台灣腎結石病人之全基因組關聯分析
李明儒、李永進、詹鎮豪、王巽玄、沈榮宗、曹曜軒、黃書彬、吳怡萱、耿俊閎
1高雄市立小港醫院 泌尿部;2高雄醫學大學附設醫院 泌尿部;3高雄醫學大學 醫學系;
4高雄醫學大學 臨床醫學研究所;5高雄醫學大學 環境醫學中心
A Genome-Wide Association Study (GWAS) of Kidney Stone Disease
in the Taiwanese Population.
Ming-Ru Lee1,2,3, Yung-Chin Lee1,2,3, Jhen-Hao Jhan1,2,3, Hsun-Shuan Wang1,2,3, Jung-Tsung Shen1, Yao-Hsuan Tsao1,2,3, Shu-Pin Huang2,3,4,5, Yi-Hsuan Wu1,2,3,4,Jiun-Hung Geng1,2,3,4,5,
1 Department of Urology, Kaohsiung Municipal Siaogang Hospital, Kaohsiung, Taiwan, 2 Department of Urology, Kaohsiung Medical University Hospital, Kaohsiung Medical University, Kaohsiung, Taiwan, 3 Department of Urology, School of Medicine, College of Medicine, Kaohsiung Medical University, Kaohsiung, Taiwan, 4 Graduate Institute of Clinical Medicine, College of Medicine, Kaohsiung Medical University, Kaohsiung, Taiwan, 5 Research Center for Environmental Medicine, Kaohsiung Medical University, Kaohsiung, Taiwan
Purpose: Inherited genetic factors are among the variables influencing the development of kidney stone disease (KSD). We conducted a genome-wide association study (GWAS) to identify germline genetic polymorphisms associated with KSD in a large-scale community-based cohort in Taiwan.

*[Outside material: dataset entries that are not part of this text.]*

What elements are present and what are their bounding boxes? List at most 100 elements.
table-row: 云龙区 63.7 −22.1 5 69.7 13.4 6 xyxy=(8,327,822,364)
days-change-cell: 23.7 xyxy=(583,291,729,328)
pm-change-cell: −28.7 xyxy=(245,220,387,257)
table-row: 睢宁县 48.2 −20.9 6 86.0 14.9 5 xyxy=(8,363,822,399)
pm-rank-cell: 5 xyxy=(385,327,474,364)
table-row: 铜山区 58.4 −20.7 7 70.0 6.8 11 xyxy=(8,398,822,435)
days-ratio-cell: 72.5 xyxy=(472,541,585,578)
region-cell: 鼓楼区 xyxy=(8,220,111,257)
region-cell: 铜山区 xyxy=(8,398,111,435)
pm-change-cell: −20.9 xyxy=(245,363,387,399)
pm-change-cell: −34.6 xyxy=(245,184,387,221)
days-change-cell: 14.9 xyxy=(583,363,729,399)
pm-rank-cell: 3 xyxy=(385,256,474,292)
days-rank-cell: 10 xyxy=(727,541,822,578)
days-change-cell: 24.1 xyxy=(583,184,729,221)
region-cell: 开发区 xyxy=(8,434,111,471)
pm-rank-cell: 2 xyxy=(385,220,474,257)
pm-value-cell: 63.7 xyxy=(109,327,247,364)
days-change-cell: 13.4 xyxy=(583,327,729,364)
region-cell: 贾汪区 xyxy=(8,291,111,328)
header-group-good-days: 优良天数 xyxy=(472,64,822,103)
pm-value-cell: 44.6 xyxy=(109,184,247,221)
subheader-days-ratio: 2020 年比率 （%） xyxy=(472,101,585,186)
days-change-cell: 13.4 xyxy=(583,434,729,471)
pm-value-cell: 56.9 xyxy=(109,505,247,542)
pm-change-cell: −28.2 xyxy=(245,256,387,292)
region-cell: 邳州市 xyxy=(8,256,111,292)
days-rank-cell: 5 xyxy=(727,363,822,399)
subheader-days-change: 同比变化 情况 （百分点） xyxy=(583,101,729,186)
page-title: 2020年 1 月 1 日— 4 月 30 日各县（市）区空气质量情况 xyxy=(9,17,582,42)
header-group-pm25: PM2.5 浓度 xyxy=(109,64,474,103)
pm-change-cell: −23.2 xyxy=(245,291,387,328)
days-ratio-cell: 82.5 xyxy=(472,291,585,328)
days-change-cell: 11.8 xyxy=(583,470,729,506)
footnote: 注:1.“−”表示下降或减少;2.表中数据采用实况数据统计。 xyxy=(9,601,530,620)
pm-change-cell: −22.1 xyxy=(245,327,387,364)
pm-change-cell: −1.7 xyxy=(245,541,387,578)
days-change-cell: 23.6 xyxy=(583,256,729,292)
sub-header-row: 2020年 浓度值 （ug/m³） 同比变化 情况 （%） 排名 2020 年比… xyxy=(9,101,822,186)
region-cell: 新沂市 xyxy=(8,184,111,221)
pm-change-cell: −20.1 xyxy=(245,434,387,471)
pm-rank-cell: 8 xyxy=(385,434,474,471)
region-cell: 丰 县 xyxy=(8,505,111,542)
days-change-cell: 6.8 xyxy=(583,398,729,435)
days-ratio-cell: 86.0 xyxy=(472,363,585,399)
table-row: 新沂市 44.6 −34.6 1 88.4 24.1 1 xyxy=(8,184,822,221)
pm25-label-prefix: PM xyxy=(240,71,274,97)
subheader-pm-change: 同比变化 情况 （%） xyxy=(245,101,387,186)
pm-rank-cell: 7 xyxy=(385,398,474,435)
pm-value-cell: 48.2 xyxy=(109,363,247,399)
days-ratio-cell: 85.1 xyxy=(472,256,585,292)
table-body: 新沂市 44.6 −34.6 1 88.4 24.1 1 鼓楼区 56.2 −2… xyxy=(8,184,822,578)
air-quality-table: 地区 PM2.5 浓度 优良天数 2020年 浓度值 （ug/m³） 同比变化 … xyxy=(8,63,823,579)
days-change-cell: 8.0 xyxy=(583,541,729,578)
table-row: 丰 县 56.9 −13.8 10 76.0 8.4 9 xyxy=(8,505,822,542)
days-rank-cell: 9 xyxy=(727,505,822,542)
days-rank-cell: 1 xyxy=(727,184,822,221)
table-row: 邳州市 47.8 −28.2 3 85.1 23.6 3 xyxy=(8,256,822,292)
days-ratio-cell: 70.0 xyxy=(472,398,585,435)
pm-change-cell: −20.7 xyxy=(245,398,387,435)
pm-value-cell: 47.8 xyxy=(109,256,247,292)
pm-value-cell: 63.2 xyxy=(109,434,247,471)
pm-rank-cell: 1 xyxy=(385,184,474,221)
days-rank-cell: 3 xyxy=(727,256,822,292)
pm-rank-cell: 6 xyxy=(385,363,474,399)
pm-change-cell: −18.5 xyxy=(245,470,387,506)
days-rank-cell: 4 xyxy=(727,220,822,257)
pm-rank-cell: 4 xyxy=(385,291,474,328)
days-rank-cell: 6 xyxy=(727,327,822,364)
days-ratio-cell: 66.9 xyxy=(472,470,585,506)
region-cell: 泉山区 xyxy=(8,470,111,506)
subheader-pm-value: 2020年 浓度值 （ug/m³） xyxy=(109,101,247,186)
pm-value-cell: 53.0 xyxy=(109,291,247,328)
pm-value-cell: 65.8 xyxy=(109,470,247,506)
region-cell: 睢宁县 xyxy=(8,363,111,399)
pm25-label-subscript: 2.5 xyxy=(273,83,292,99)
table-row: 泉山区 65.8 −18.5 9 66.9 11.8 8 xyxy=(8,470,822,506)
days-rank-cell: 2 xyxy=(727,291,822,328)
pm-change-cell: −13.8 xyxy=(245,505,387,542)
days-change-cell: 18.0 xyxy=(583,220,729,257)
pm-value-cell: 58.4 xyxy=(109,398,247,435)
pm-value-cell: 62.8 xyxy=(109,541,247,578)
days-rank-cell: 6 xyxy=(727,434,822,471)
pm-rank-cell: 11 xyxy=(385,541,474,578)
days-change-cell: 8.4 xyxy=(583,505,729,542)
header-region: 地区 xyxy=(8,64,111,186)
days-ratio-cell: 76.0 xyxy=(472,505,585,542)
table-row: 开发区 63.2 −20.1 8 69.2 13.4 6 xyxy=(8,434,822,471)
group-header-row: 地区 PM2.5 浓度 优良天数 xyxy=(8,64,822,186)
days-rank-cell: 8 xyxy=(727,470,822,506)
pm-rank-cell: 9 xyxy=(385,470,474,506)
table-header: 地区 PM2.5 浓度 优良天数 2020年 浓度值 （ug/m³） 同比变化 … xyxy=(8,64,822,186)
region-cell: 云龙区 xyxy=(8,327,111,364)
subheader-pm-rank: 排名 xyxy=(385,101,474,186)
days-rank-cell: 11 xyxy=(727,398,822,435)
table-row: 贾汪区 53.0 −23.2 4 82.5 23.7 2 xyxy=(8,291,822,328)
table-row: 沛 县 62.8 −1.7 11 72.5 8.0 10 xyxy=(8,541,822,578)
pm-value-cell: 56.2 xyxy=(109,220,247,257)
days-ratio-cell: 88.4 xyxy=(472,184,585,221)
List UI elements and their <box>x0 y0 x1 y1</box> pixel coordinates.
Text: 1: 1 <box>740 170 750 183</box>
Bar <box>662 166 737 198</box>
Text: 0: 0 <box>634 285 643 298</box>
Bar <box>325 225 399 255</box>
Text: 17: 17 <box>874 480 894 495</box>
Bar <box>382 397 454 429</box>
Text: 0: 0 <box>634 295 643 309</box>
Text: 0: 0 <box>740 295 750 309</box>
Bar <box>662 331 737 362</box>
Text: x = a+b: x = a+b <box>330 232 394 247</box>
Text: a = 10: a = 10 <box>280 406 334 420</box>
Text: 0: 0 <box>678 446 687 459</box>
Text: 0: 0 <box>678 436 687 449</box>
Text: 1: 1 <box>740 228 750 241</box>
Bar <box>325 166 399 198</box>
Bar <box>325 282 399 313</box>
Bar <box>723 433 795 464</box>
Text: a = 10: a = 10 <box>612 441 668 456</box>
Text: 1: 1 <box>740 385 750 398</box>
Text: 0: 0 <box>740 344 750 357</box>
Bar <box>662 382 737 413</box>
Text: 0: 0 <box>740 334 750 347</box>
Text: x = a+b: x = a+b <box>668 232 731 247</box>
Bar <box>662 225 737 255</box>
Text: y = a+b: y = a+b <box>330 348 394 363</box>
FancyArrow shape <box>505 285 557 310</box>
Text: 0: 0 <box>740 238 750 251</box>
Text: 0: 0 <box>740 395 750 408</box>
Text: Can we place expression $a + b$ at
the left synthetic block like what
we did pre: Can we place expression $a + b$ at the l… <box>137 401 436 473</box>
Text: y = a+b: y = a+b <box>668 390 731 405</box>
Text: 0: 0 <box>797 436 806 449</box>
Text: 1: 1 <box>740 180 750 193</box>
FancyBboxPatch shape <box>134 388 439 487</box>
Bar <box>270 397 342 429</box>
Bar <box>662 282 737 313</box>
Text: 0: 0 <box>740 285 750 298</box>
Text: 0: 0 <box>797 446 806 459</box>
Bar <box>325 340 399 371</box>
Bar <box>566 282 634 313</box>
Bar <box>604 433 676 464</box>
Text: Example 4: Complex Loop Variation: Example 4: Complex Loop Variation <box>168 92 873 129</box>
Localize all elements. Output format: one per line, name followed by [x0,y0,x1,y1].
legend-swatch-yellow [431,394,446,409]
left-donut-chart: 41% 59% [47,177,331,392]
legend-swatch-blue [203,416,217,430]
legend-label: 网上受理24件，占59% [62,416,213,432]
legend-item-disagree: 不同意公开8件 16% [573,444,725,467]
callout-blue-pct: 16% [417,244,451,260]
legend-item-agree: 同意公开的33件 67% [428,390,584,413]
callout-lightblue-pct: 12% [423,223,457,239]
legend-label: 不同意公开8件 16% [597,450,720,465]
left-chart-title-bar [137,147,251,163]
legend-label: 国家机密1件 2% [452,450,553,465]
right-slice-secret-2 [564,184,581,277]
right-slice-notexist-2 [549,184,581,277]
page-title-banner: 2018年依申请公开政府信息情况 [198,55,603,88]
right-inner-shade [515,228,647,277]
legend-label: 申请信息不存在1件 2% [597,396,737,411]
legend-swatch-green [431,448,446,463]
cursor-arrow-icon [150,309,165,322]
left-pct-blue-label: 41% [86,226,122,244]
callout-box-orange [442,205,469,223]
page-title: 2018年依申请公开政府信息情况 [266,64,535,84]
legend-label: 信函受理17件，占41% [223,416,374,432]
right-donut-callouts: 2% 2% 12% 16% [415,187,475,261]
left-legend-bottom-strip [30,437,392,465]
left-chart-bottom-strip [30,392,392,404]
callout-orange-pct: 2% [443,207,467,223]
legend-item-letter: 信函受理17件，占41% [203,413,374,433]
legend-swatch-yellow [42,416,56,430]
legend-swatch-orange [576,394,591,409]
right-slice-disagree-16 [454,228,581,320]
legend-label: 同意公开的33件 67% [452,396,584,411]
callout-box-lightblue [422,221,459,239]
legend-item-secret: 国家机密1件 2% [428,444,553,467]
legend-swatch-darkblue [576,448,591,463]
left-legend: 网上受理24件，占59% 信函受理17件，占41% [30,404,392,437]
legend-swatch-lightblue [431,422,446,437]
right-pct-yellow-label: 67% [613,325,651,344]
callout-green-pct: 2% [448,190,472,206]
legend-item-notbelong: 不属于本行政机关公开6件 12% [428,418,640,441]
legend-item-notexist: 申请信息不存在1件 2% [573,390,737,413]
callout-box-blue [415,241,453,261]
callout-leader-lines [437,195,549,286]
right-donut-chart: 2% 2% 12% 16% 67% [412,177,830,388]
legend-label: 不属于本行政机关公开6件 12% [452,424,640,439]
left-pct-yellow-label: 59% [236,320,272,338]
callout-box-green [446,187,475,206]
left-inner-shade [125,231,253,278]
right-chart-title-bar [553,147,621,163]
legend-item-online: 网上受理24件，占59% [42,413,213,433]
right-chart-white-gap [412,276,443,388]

Materials and Methods: DNA isolated from blood from 122,067 subjects in the Taiwan Biobank were genotyped for approximately 500,000 single nucleotide polymorphisms (SNPs) with minor allele frequency ≥ 0.05. An additional 90 million SNPs per sample were imputed using data from the 1000 Genomes Project. The presence of kidney stone disease was defined by self-reported history of kidney stones.
Results: The mean age of participants was 50 years old, and 64% were female. Self-reported kidney stones were observed in 7,738 (6%) participants. We identified 132 susceptibility loci reaching a genome-wide threshold of P < 5.0x10−8. The SNPs most highly associated with KSD were polymorphisms residing in intronic regions of the genes DGKH and ABCG2.
Conclusion: Our data identified 132 loci near DGKH and ABCG2, on 13q42.11 and 4q122.1 respectively, are associated with development of KSD. Reproducibility needs to be assessed in an independent cohort. Proven associations with KSD will provide novel insights into KSD as well as potential clinical biomarkers.